An experimental and theoretical investigation of instabilities in hypersonic flat plate boundary layer flow.

Authors: Wendt, V., Simen, M., Hanifi, A.
Document Type: Article
Pubstate: Published
Journal: Phys. Fluids
Volume: 7   877-887
Year: 1995


As part of an investigation on hypersonic boundary layer transition, the first successful instantaneous hot-wire and fluctuating pressure measurements have been conducted in the Ludwieg tube facility of DLR at a free-stream Mach number of M/sub infinity /=5. The disturbance amplitudes (root-mean-square (RMS) values) of the fluctuations of Pitot pressure and mass flow are smaller than the values measured in conventional, i.e., continuously driven or blowdown, hypersonic wind tunnels. Hot-wire measurements in the laminar boundary layer on a flat plate in the same wind tunnel at Mach 5 did not show the expected dominance of high-frequency second mode instabilities, predicted by linear stability theory and found in other experiments. On the other hand, the growth of natural disturbances within a broad frequency band up to 50 kHz could be observed on the flat plate. The measured amplification rates are in good agreement with theoretical results for three-dimensional first mode disturbances. The theoretical investigations were based on a local and nonlocal instability analyses of similarity profiles for flat plate boundary layer flow at M/sub infinity /=5. Whereas the local analysis is limited to parallel model flows, nonlocal analysis additionally takes into account the nonparallel basic flow and the nonuniform disturbance flow evolution. Surprisingly, the first rather than second mode instability wave growth is found to be dominant in the Ludwieg tube experiment. This result deviates from measurements obtained in other wind tunnels. It indicates that not only transition locations but also instability wave growth for hypersonic boundary layer flows are strongly dependent on the disturbance environment of the individual wind tunnel.
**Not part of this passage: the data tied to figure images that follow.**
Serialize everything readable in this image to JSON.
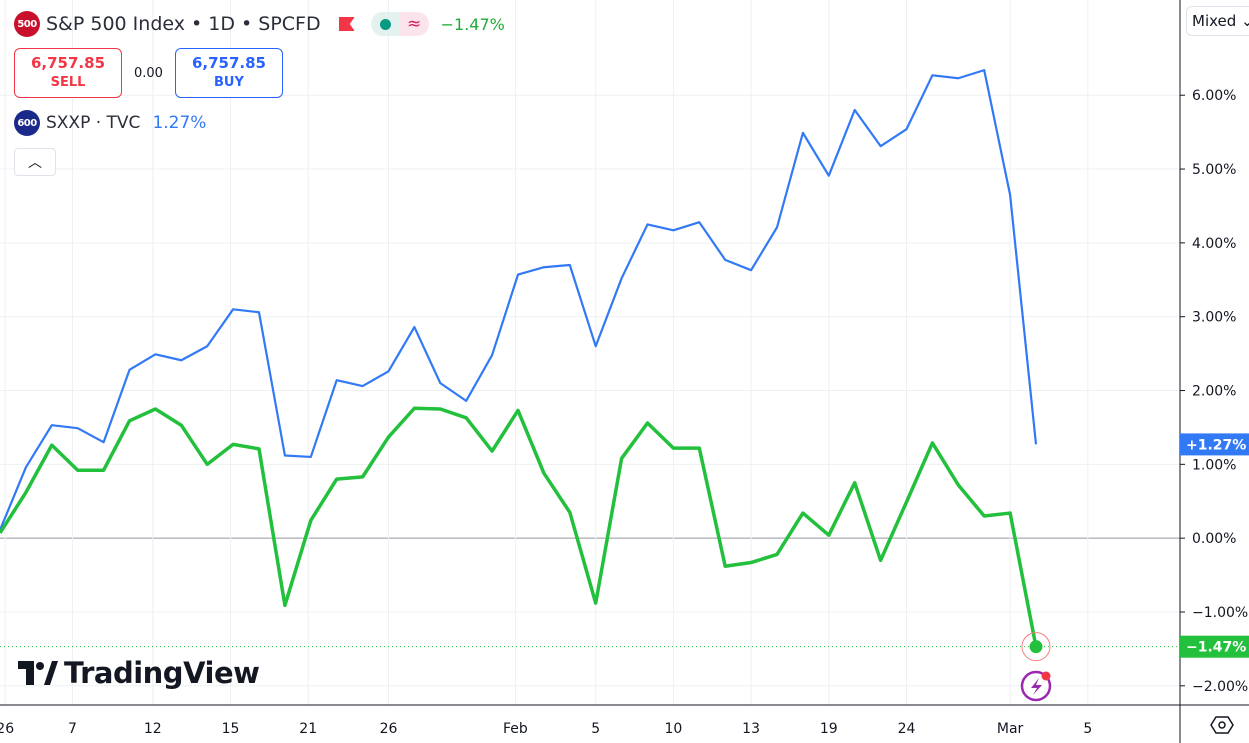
{
  "legend": {
    "main": {
      "badge": "500",
      "title": "S&P 500 Index • 1D • SPCFD",
      "change": "−1.47%"
    },
    "sell": {
      "price": "6,757.85",
      "label": "SELL"
    },
    "spread": "0.00",
    "buy": {
      "price": "6,757.85",
      "label": "BUY"
    },
    "compare": {
      "badge": "600",
      "title": "SXXP · TVC",
      "change": "1.27%"
    }
  },
  "scale_mode": "Mixed",
  "logo": "TradingView",
  "colors": {
    "spx": "#22c03c",
    "sxxp": "#3179f5",
    "spx_badge": "#c8102e",
    "sxxp_badge": "#1a2a8a",
    "grid": "#eef0f3",
    "event": "#9c27b0"
  },
  "chart_data": {
    "type": "line",
    "ylabel": "",
    "xlabel": "",
    "ylim": [
      -2.26,
      7.29
    ],
    "grid": true,
    "y_ticks": [
      "6.00%",
      "5.00%",
      "4.00%",
      "3.00%",
      "2.00%",
      "1.00%",
      "0.00%",
      "−1.00%",
      "−2.00%"
    ],
    "y_tick_values": [
      6,
      5,
      4,
      3,
      2,
      1,
      0,
      -1,
      -2
    ],
    "x_ticks": [
      {
        "label": "26",
        "index": 0.2
      },
      {
        "label": "7",
        "index": 2.8
      },
      {
        "label": "12",
        "index": 5.9
      },
      {
        "label": "15",
        "index": 8.9
      },
      {
        "label": "21",
        "index": 11.9
      },
      {
        "label": "26",
        "index": 15
      },
      {
        "label": "Feb",
        "index": 19.9
      },
      {
        "label": "5",
        "index": 23
      },
      {
        "label": "10",
        "index": 26
      },
      {
        "label": "13",
        "index": 29
      },
      {
        "label": "19",
        "index": 32
      },
      {
        "label": "24",
        "index": 35
      },
      {
        "label": "Mar",
        "index": 39
      },
      {
        "label": "5",
        "index": 42
      }
    ],
    "series": [
      {
        "key": "sxxp",
        "last_label": "+1.27%",
        "values": [
          0.11,
          0.96,
          1.53,
          1.49,
          1.3,
          2.28,
          2.49,
          2.41,
          2.6,
          3.1,
          3.06,
          1.12,
          1.1,
          2.14,
          2.06,
          2.26,
          2.86,
          2.1,
          1.86,
          2.48,
          3.57,
          3.67,
          3.7,
          2.6,
          3.52,
          4.25,
          4.17,
          4.28,
          3.77,
          3.63,
          4.21,
          5.49,
          4.91,
          5.8,
          5.31,
          5.54,
          6.27,
          6.23,
          6.34,
          4.65,
          1.27
        ]
      },
      {
        "key": "spx",
        "last_label": "−1.47%",
        "values": [
          0.07,
          0.62,
          1.26,
          0.92,
          0.92,
          1.59,
          1.75,
          1.53,
          1.0,
          1.27,
          1.21,
          -0.91,
          0.24,
          0.8,
          0.83,
          1.37,
          1.76,
          1.75,
          1.63,
          1.18,
          1.73,
          0.88,
          0.35,
          -0.88,
          1.08,
          1.56,
          1.22,
          1.22,
          -0.38,
          -0.33,
          -0.22,
          0.34,
          0.04,
          0.75,
          -0.3,
          0.49,
          1.29,
          0.72,
          0.3,
          0.34,
          -1.47
        ]
      }
    ]
  }
}
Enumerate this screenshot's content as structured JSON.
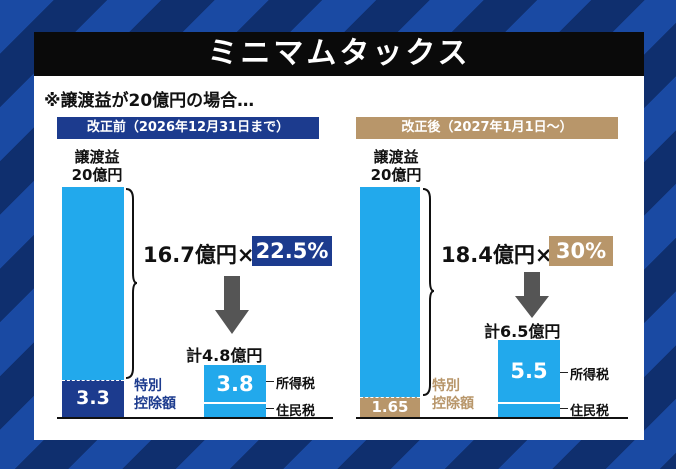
{
  "title": "ミニマムタックス",
  "note": "※譲渡益が20億円の場合…",
  "colors": {
    "navy": "#1c3b8e",
    "tan": "#b8966a",
    "bar": "#22a9ec"
  },
  "before": {
    "header": "改正前（2026年12月31日まで）",
    "gain_label_1": "譲渡益",
    "gain_label_2": "20億円",
    "calc": "16.7億円×",
    "rate": "22.5%",
    "deduction_value": "3.3",
    "deduction_label_1": "特別",
    "deduction_label_2": "控除額",
    "total": "計4.8億円",
    "tax_value": "3.8",
    "income_tax": "所得税",
    "resident_tax": "住民税"
  },
  "after": {
    "header": "改正後（2027年1月1日～）",
    "gain_label_1": "譲渡益",
    "gain_label_2": "20億円",
    "calc": "18.4億円×",
    "rate": "30%",
    "deduction_value": "1.65",
    "deduction_label_1": "特別",
    "deduction_label_2": "控除額",
    "total": "計6.5億円",
    "tax_value": "5.5",
    "income_tax": "所得税",
    "resident_tax": "住民税"
  }
}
Due to the very low initial, high-frequency disturbance amplitude level in the free stream of the Ludwieg tube, second mode instabilities may not grow to significant values or not be present at all. As such a free-stream disturbance spectrum can also be expected under free-flight conditions, the Ludwieg tube may be a suitable wind tunnel to adequately simulate boundary layer flow transition along smooth surface, hypersonic flight vehicles.